There is, he said, no political remedy for spiritual decay in a society.

But to say there is no political remedy is not to say there is no remedy. One of the things we can do to remedy spiritual decay is honor those who do what Chambers did – sacrifice themselves so that others may enjoy freedom.

There is much more to his story, and if you want to know it, you can read the first chapter of Witness, entiteld “Introduction in the Form of a Letter to my Children.” If you read that and don’t then want to read the rest of the book, I don’t know what to tell you.

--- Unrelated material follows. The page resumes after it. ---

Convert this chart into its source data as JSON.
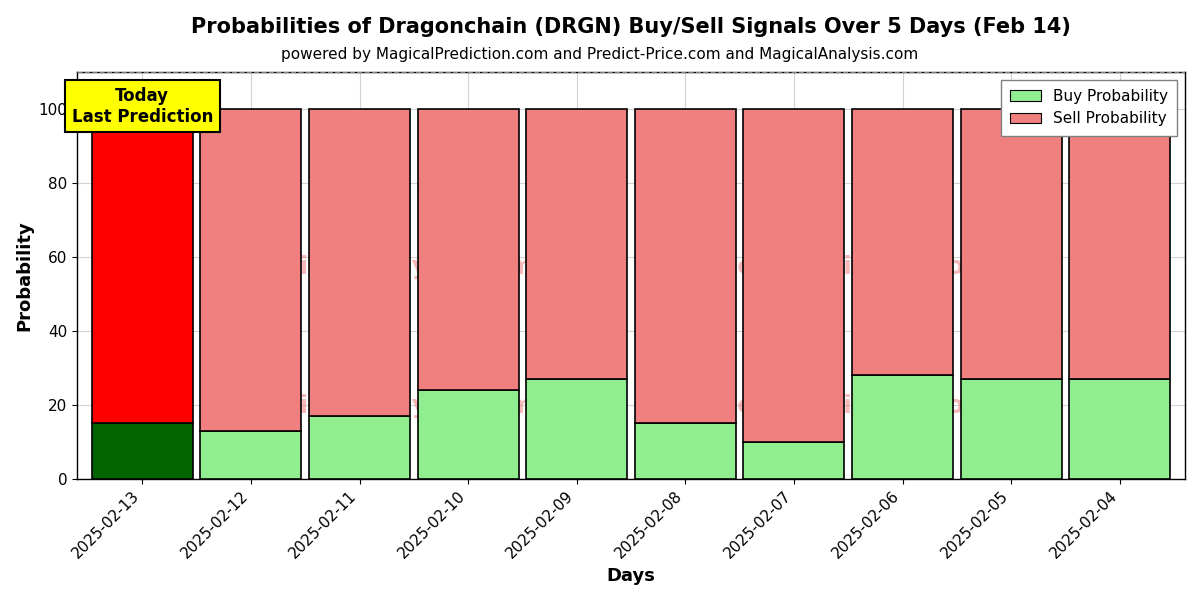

What matters most for The Al, I think, is the long-term impact of Chambers’ exposure of the threat of communism, which forced the nation for the first time to recognize communism as a totalitarian threat rather than merely just another variation on the old-fashioned authoritarian Great Power game. Without Chambers’ willingness to give up everything for the sake of telling the truth, there would have been no mass mobilization against communism until much later, by which time it may have been too late – or at least it would have been too late for millions who were saved because Chambers forced the nation to wake up when he did.

Yes, Chambers has been recognized in the past. But those recognitions (including the Medal of Freedom given him posthumously by Reagan) have been almost entirely on the political Right. The nation at large has never honored Chambers as it ought.

And now, even the Right forgets. Few of my friends even on the Right are familiar with Chambers’ name. And just recently, George Will blamed Chambers for the success of Donald Trump; one might just as easily blame the doctor who diagnoses a cancer with the madman who seeks to avoid dying of cancer by drinking poison.

Let’s give Chambers his due. Let’s give him The Al.